מר בר רב אשי אמר כל היכא דאמר צריך אני אפי' איכא מאה דאמרי לא צריך לדידיה שמעינן שנאמר לב יודע מרת נפשו
Mar bar Rav Ashi said: Any instance where an ill person says: I need to eat, even if there are one hundred expert doctors who say that he does not need to eat, we listen to his own opinion and feed him, as it is stated: “The heart knows the bitterness of its soul” (Proverbs 14:10).
תנן אם אין שם בקיאין מאכילין אותו ע"פ עצמו טעמא דליכא בקיאין הא איכא בקיאין לא ה"ק בד"א דאמר לא צריך אני אבל אמר צריך אני אין שם בקיאין כלל מאכילין אותו ע"פ עצמו שנאמר לב יודע מרת נפשו
We learned in the mishna: If an ill person himself says he needs to eat and there are no experts present, one feeds him according to his own opinion. This implies that the reason one feeds him is because there are no experts present. One may infer from this that if there were experts present, no, one would not feed the ill person based on his own opinion but would instead listen to the advice of the experts. The Gemara rejects this: This is what the mishna is saying: In what case is this statement that one follows the opinion of the experts said? It is when the ill person said: I do not need to eat. However, if he said: I do need to eat, it is considered as if there were no experts there at all; we feed him based on his opinion, as it is stated: “The heart knows the bitterness of its soul” (Proverbs 14:10). All the experts are ignored in the face of the ill person’s own sensitivities.

Ayelet Hoffman Libson, Law and Self-Knowledge in the Talmud, p. 147

In sum, tracing the development of the rabbinic debate over fasting suggests that it is possible to identify three distinct models of how the rabbis related to the intersection of the sanctity of Yom Kippur and the risk to life. The mishnaic model relied on the experts’ authoritative decision, even when it contradicted the patient’s opinion that he was in need of food. The amoraicposition, by contrast, focused on the threat to life and emphasized that any doubt – raised by either patient or physician – is sufficient to be cautious and permit the patient to eat. The post-amoraic redactors diverged from this position, emphasizing instead the importance of the patient’s own knowledge in determining whether she should eat. I propose that there are two separate but interrelated transitions throughout this rabbinic conversation. First, there is a shift from the authority of experts to the autonomy of individuals. However, I believe we can also point to a second, subtler shift, occurring between the amoraic and post-amoraic periods. In contrast to the opinions of the earlier sages who understood the Mishnah as referring to medical knowledge alone, I offer a reading of a new perception in the post-amoraic layer, reinterpreting earlier sources so as to transition the discussion to a conversation about the religious-spiritual conception of fasting.

The correlation between fasting and atonement was not, of course, limited to one day per year.
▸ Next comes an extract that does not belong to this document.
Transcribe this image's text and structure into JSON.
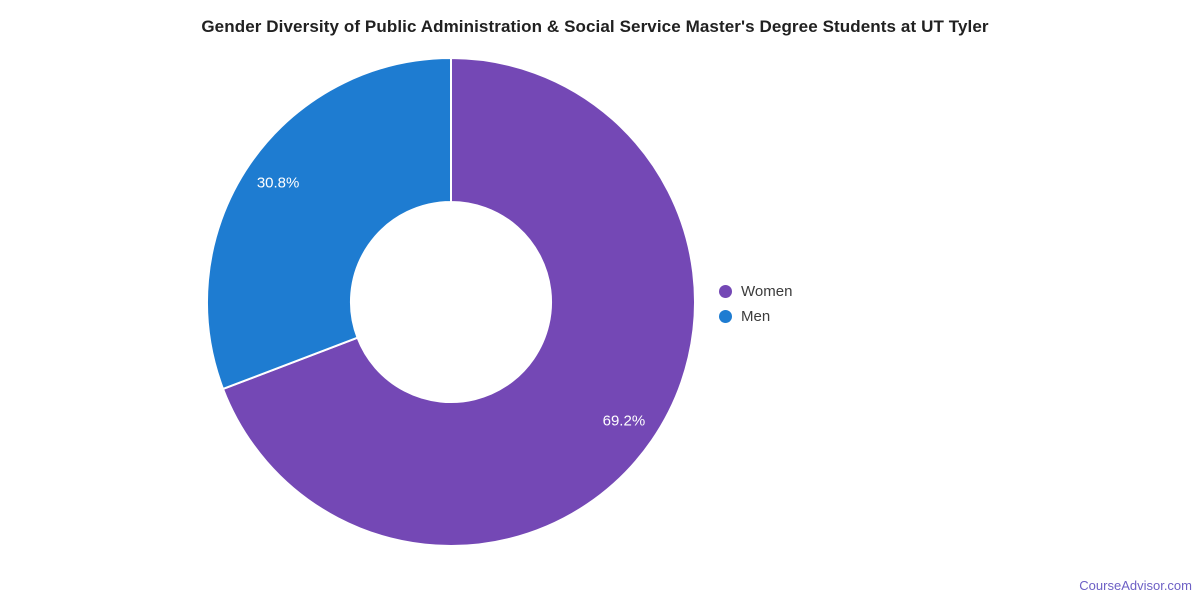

Rather, for both Jews and non-Jews in late antiquity, suffering constituted one of the central paradigms of religious understanding and conceptualization of the self. By delving deeper into the religious significance rabbinic Jews accorded to the connection between suffering, death and atonement, we will shed further light on the Talmudic dispute at hand, exploring the context in which suffering, knowledge and choice became inextricably intertwined.